Il y aurait pourtant une solution simple : le retour au greffage manuel plus doux, effectué directement au champ. Mais plus personne ne sait greffer. Plus personne? Une petite poignée d’hommes et de femmes résiste à l’invasion du greffé-soudé : l’équipe de worldwide vineyards, dirigée par Marc Birebent.
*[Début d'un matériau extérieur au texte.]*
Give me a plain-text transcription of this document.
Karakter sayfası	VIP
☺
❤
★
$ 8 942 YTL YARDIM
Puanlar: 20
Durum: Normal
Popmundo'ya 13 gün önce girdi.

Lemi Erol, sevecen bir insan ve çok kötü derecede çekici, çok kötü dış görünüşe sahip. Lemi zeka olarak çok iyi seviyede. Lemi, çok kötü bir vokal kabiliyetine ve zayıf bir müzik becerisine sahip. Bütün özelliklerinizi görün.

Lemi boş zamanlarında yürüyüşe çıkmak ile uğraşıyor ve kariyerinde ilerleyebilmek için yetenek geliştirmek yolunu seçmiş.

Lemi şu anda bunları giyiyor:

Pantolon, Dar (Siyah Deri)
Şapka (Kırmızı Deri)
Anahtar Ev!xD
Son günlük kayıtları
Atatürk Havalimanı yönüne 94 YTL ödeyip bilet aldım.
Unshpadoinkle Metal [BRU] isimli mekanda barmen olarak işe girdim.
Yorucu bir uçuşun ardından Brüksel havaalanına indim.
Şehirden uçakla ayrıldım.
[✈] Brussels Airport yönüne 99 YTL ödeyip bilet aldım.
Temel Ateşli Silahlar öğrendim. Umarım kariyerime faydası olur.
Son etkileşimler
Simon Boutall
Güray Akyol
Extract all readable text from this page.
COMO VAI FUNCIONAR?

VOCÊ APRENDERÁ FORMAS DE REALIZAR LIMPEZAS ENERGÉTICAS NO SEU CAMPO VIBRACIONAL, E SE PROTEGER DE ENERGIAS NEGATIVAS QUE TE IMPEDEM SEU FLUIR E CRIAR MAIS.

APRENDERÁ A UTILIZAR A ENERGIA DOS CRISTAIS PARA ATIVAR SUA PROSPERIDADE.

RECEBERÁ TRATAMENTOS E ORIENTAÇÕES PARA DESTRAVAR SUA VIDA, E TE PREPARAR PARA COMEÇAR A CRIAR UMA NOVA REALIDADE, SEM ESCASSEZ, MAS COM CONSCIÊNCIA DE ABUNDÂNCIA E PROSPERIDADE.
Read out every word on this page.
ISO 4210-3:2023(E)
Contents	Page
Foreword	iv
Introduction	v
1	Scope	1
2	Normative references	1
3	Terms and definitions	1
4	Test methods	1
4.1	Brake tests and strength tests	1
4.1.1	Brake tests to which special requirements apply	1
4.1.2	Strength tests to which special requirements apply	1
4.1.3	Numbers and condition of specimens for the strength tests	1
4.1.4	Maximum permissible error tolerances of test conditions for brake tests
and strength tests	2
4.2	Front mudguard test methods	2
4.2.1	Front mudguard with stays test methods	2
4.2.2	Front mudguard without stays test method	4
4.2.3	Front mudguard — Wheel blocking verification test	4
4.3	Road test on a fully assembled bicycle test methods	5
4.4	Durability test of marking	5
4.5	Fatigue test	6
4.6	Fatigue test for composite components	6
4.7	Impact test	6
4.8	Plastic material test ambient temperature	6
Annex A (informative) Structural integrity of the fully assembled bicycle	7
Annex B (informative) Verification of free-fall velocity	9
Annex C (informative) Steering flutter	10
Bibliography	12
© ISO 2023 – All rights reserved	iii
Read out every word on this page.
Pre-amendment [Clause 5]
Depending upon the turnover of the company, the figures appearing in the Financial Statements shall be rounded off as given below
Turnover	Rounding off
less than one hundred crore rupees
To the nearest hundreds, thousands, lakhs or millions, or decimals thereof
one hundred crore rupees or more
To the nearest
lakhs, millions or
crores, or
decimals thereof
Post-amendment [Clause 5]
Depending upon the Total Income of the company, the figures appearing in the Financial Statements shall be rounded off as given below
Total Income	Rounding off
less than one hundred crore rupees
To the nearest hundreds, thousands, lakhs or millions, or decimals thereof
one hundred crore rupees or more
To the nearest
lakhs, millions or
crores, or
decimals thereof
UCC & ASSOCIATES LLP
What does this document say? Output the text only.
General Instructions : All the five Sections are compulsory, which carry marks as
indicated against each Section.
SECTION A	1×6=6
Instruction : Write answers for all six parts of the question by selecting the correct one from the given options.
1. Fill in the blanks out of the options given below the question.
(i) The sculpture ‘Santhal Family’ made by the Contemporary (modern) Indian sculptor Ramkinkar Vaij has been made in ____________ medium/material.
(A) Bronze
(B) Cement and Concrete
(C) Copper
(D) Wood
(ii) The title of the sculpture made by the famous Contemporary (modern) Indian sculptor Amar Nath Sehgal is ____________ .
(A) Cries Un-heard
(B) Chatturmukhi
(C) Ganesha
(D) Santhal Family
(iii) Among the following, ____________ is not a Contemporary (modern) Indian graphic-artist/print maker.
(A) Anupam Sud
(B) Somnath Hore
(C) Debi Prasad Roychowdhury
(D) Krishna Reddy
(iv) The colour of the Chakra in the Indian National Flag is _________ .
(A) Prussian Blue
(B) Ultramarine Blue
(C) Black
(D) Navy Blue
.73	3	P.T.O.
73 % du vignoble français est touché par les maladies du bois, dont le tristement célèbre Esca. 12 à 15 % des ceps ne produisent plus de raisins. Ce fléau coûte environ six millions d’euros par an à la France.

Partout où je vais, on me montre fièrement de vieux ceps noueux plantés par le grand-père ou l’arrière grand-père, calcule à haute voix l’âge moyenne de ses vignes, qui atteint bien sur un demi siècle, vante l’enracinement profond de ses pieds qui vont chercher leur nourriture dans le ventre de la terre et résistent ainsi à tous les aléas climatiques.

Mais notre vignoble n’est pas en bonne santé. Presque trois quarts du vignoble français sont touchés par les maladies du bois, dont le tristement célèbre Esca. 12 à 15 pour cent des ceps ne produisent plus de raisins. En France, ce fléau coûte environ six millions d’euros par an. Les voisins ne s’en sortent guère mieux. Il y a une raison à cela et des solutions durables assez simples. La raison, d'abord. Lors de l’opération du greffage mécanique, le tissus de la plante est blessée et cicatrice mal. Du bois mort se développe à l’intérieur du point de greffe. Du bois mort dont l’Esca (comme (d’autres champignons du bois) se nourrit. Le dépérissement de la vigne concerne presque exclusivement des vignes greffées-soudées en pépinière et des sélections clonales. En évitant la greffe mécanique et en pratiquant des sélections massales, on évite les maladies du bois et donc le dépérissement.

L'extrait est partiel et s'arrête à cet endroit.